Everyone seems to be under the impression that she has literally said 'give me money!!'. She texted me with her situation but didn't explicity ask for anything - merely stated that "she was sad because.." and didn't know what to do or where to turn. In response I have chosen to give a helping hand to a potential girlfriend. I know (and others have told me) that it also sounds like an implicit or empathetic attempt to provoke the knee-jerk response "That's okay, I'll give you what you need!" - I grant that is quite possibly the case, but I don't know that for sure yet. I can assure all those concerned that I am entering this situation with an open mind and (more importantly to me personally) an open heart - I don't feel like I'm being condemned to an endless and inescapable financial drain by this venture. If it were to get out of hand, then yes that would be the end of the matter - lesson learned, case closed, move on. I think by not being afraid to invest some heart and soul in the situation it would truly prove her to be an immoral person not worthy of attention if that 'invested emotion' were betrayed for a quick 8000PHP, and consequently I would have no problems emotionally separating myself from her. At this point I'm not giving anything 'real' away except for my advice, moral support and understanding. I have offered the possibility of "assistance", giving us a way forwards (in all fairness what kind of an impression would it make to say a straight "no" to a potential girlfriend if this is genuine? that would bring the issue to a dead stop without anything learned or understood on either side). I have also enquired as to what her parent's financial problems actually are and have suggested a joint effort, should their sense of "amor proprio" given them cause for embarrassment.

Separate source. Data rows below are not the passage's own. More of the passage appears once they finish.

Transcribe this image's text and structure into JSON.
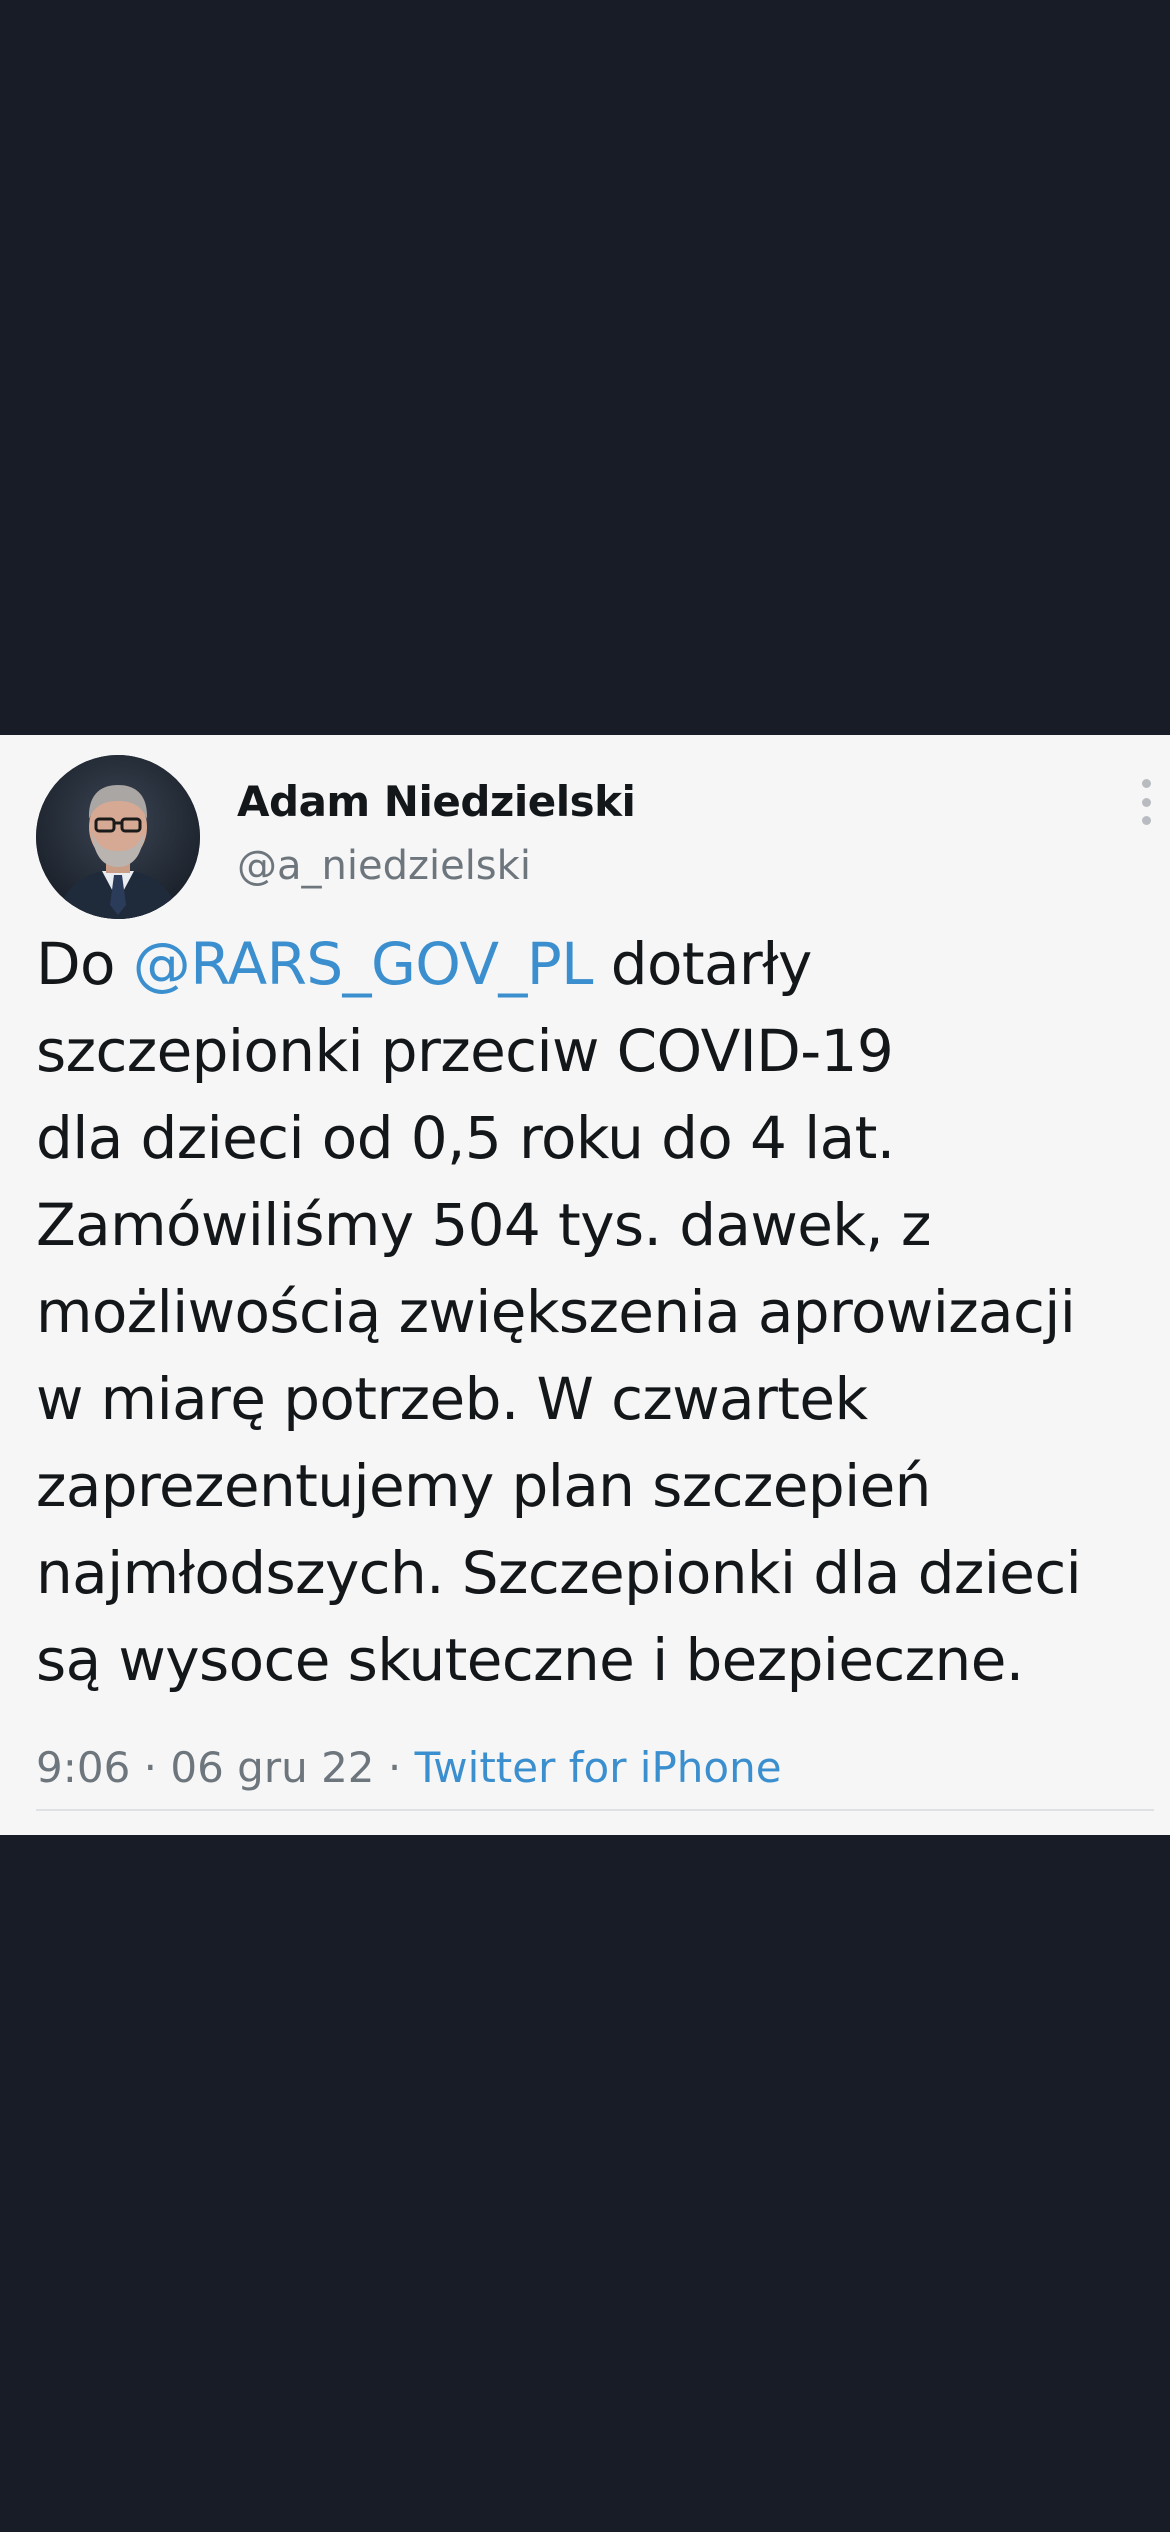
{
  "tweet": {
    "author": {
      "name": "Adam Niedzielski",
      "handle": "@a_niedzielski"
    },
    "text": {
      "line1_prefix": "Do ",
      "line1_mention": "@RARS_GOV_PL",
      "line1_suffix": " dotarły",
      "line2": "szczepionki przeciw COVID-19",
      "line3": "dla dzieci od 0,5 roku do 4 lat.",
      "line4": "Zamówiliśmy 504 tys. dawek, z",
      "line5": "możliwością zwiększenia aprowizacji",
      "line6": "w miarę potrzeb. W czwartek",
      "line7": "zaprezentujemy plan szczepień",
      "line8": "najmłodszych. Szczepionki dla dzieci",
      "line9": "są wysoce skuteczne i bezpieczne."
    },
    "meta": {
      "time": "9:06",
      "separator": " · ",
      "date": "06 gru 22",
      "source": "Twitter for iPhone"
    }
  },
  "colors": {
    "background": "#181c27",
    "card": "#f6f6f6",
    "link": "#3b8fcf",
    "text": "#14171a",
    "muted": "#6e767d"
  },
  "icons": {
    "more": "more-vertical-icon"
  }
}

For all the scam situations out there I'm sure many people will testify to their having experienced genuine situations as well, where they have helped their friends and loved ones in time of need. I was under the impression that helpfulness, politeness and cooperation were even considered valuable character traits within Filipino culture? There's nothing wrong with being on guard but I also cannot see any reason to blindly assume the worst without some measure of reason when nothing has explicity "changed hands". Or am I wrong? To my mind, automatic assumptions without all the facts is in itself immoral, and something of a slippery slope in many ways. The simple facts of this friendship/romance are of a man and a woman who have met on the net, invested enough conversation to make a connection, and after her acceptance of my request of right to court her, have forged a plan to get together to see if there is more.